Norway, IMO Join Forces on Reducing Shipping’s GHG Emissions
The International Maritime Organization (IMO) and the Norwegian government have launched a new project that will aim to reduce greenhouse gas emissions from shipping.
Dubbed GreenVoyage-2050, the project was launched on May 13 and will initiate and promote global efforts to demonstrate and test technical solutions for reducing GHG emissions.
Another aim of the project is to enhance knowledge and information sharing to support the IMO GHG reduction strategy.
GreenVoyage-2050 will run for an initial two-year period, with over 50 countries in 14 sub-regions across the globe expected to take part. Strategic partners from the private sector will contribute expertise and experience.
The project will also build capacity in developing countries, including small island developing states (SIDS) and least developed countries (LDCs), to fulfill their commitments to meet climate-change and energy-efficiency goals for international shipping.
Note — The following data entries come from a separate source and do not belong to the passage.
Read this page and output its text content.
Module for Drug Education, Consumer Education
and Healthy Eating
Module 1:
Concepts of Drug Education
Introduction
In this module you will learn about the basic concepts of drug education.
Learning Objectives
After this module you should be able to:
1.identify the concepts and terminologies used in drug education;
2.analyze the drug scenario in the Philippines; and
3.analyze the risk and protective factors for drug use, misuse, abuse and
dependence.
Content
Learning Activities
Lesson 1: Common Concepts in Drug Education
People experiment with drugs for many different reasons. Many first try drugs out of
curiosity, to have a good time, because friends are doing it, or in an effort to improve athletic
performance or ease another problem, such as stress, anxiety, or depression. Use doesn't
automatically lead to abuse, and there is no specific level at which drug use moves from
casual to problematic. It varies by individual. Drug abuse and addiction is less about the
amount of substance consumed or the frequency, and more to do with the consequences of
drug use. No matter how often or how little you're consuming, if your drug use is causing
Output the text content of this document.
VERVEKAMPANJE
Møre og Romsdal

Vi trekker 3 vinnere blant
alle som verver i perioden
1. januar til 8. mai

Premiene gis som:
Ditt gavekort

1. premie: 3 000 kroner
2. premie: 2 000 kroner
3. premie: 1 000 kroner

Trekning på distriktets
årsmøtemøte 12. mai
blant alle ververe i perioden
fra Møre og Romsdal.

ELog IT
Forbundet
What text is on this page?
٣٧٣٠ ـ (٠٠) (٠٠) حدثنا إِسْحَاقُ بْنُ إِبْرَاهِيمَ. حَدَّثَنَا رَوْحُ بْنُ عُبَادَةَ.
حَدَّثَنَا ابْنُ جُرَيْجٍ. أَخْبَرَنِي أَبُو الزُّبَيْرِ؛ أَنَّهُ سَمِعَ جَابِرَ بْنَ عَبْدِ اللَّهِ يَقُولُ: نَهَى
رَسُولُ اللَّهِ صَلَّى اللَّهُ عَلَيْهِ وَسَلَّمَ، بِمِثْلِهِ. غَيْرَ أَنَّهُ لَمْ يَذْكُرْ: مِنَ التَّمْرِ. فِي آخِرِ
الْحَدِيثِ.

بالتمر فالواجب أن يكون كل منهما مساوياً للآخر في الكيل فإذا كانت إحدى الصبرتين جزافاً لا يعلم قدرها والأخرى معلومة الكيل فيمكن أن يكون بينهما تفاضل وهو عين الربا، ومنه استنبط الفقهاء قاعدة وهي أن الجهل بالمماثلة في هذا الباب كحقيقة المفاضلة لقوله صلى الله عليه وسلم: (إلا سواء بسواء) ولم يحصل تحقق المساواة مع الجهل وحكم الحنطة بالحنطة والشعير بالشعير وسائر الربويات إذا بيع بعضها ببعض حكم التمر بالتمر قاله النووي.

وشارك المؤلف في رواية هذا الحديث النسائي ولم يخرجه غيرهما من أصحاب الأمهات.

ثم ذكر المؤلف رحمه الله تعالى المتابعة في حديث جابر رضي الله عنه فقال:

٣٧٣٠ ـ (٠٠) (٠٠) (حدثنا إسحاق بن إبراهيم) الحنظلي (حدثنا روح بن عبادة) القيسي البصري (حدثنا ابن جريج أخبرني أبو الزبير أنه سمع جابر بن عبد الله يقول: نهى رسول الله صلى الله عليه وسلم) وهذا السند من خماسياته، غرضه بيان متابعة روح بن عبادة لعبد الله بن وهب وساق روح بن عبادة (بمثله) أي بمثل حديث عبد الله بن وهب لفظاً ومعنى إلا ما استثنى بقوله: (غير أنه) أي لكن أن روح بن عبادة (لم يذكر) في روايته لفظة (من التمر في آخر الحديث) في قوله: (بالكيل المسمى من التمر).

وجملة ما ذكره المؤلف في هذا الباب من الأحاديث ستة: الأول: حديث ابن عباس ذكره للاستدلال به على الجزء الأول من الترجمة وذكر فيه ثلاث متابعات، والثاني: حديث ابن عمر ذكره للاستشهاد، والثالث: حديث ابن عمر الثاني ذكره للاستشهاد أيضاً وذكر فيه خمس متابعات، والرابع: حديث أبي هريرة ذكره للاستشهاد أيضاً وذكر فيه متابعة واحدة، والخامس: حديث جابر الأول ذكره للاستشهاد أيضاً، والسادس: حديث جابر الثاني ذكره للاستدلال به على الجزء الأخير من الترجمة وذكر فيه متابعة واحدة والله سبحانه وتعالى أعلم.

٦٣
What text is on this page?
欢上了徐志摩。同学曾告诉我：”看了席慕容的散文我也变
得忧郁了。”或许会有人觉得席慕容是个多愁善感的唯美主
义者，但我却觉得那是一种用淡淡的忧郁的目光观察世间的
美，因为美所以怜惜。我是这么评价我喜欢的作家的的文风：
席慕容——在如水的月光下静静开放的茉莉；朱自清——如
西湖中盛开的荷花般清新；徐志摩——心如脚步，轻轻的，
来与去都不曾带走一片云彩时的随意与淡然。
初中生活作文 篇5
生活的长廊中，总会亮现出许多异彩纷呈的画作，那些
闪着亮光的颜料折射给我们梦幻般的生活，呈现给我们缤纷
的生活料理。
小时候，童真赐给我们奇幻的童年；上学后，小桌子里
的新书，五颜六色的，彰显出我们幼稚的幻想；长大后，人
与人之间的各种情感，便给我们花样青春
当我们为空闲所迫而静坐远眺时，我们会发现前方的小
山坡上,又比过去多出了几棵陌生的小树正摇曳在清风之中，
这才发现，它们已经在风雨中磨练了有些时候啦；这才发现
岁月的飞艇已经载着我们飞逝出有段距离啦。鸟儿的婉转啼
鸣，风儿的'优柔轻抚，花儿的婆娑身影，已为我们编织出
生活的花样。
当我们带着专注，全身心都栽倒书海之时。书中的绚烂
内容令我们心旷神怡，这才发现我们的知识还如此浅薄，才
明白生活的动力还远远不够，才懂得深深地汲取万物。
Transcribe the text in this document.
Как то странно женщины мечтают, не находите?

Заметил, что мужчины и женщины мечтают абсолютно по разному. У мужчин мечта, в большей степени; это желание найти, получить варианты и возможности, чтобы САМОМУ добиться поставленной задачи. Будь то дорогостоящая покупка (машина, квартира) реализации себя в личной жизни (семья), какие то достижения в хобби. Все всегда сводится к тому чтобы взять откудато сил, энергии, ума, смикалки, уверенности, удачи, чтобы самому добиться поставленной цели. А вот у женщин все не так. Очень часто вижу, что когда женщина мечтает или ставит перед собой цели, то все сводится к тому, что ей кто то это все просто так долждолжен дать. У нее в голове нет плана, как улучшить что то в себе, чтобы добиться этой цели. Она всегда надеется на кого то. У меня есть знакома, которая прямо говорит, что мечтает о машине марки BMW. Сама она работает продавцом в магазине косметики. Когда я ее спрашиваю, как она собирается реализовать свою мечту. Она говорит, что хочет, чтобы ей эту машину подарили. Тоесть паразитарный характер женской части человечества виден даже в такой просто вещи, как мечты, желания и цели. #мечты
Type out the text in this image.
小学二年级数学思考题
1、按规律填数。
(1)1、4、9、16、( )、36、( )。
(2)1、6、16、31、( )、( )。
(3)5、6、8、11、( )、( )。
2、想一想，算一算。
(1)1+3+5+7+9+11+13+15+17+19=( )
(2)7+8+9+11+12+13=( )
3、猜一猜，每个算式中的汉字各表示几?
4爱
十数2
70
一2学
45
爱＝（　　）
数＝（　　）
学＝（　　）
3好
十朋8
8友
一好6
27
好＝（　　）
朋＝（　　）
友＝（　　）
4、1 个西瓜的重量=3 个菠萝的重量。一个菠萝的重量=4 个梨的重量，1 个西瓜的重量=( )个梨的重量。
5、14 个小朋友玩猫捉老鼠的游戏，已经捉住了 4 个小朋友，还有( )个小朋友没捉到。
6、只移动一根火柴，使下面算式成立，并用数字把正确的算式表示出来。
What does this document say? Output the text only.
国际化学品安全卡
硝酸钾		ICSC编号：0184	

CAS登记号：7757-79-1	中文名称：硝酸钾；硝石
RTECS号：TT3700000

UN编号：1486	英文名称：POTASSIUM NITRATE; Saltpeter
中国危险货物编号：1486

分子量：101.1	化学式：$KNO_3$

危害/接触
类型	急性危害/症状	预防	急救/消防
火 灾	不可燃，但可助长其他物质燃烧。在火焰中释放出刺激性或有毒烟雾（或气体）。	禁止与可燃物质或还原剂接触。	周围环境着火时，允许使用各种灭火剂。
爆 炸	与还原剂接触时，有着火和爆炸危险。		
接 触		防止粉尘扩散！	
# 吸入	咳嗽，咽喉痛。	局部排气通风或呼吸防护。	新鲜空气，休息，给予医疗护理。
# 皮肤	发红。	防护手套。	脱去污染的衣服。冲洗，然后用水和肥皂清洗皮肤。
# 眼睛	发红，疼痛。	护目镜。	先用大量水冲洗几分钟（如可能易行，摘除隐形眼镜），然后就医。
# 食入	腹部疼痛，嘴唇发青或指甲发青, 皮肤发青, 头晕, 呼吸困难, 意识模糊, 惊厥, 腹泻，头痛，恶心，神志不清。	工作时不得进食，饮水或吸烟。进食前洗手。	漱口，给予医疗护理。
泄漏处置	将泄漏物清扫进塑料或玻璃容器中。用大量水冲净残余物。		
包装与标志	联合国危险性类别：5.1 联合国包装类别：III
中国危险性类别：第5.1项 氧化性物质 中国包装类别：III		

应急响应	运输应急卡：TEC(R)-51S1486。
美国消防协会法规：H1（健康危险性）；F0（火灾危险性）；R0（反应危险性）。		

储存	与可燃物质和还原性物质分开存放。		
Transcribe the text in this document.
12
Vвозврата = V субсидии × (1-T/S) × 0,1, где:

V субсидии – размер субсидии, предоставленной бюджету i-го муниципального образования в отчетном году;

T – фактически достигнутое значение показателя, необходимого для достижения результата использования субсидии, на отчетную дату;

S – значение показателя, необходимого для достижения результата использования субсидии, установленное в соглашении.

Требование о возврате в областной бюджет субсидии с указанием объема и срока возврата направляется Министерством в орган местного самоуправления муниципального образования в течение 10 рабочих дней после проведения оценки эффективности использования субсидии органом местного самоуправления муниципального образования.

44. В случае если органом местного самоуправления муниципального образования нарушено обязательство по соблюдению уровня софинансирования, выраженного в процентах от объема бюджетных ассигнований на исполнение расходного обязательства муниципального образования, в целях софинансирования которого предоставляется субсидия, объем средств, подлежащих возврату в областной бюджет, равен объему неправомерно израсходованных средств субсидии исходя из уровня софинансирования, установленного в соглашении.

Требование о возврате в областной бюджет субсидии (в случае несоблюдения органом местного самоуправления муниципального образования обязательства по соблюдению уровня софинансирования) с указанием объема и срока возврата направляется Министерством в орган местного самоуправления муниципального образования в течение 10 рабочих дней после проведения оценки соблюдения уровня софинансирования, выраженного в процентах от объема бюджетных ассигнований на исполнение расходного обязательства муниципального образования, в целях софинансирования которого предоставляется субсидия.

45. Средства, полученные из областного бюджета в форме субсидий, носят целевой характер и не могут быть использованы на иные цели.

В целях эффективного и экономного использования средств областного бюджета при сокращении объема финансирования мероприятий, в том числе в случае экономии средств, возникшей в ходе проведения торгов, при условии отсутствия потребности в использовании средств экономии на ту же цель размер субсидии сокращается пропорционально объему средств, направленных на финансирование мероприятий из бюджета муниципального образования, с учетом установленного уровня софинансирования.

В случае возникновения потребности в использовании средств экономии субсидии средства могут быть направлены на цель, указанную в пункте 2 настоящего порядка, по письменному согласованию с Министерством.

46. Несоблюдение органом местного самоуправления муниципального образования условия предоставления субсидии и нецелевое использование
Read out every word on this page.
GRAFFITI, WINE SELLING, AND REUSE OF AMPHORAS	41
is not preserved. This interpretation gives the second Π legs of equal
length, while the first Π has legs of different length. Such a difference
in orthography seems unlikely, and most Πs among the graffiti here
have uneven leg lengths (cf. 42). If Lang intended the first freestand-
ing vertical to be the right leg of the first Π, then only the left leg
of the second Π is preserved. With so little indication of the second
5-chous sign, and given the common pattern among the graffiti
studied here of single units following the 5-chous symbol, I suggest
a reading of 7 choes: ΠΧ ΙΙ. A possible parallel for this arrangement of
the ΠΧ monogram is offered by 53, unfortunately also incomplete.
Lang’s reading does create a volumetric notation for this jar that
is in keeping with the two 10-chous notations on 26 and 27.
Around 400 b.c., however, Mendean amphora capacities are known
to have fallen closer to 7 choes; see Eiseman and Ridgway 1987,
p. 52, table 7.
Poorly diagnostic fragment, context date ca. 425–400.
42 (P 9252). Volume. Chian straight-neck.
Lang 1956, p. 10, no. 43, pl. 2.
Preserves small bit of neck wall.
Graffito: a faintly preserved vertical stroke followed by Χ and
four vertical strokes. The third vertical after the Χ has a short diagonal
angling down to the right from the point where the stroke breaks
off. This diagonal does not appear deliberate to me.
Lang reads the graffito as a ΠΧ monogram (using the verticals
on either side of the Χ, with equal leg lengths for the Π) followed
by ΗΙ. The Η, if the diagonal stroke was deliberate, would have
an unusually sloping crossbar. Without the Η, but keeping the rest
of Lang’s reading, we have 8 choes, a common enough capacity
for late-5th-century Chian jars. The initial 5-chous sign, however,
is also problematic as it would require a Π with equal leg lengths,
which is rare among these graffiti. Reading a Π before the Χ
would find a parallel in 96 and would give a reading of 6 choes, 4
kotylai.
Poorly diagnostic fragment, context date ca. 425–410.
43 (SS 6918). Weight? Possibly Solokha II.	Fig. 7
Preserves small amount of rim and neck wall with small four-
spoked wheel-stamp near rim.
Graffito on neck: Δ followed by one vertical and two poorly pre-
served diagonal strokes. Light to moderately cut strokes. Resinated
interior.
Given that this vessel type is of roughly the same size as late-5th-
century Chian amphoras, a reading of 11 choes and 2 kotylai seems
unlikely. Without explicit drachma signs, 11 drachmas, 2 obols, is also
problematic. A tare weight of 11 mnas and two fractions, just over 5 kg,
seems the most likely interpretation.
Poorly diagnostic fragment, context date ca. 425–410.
Initially, eight countries, from five high-priority regions (Asia, Africa, Caribbean, Latin America and Pacific), are expected to take pilot roles, to pursue and undertake actions at the national level.
The Norwegian government will support the project with NOK 10 million (USD 1.1 million) for the initial two years. Subject to government approval, Norway will commit to providing additional funding for 2020 and for the subsequent years of the project to achieve the overall goals.
According to IMO, GreenVoyage-2050 will eventually be scaled-up vertically, to include more technology demonstration and infrastructure efforts, and horizontally, to have more pilot countries joining the project, through mobilizing additional resources.
Partnerships with existing programs, such as Norway’s Green Shipping Program, will be explored, it was further said.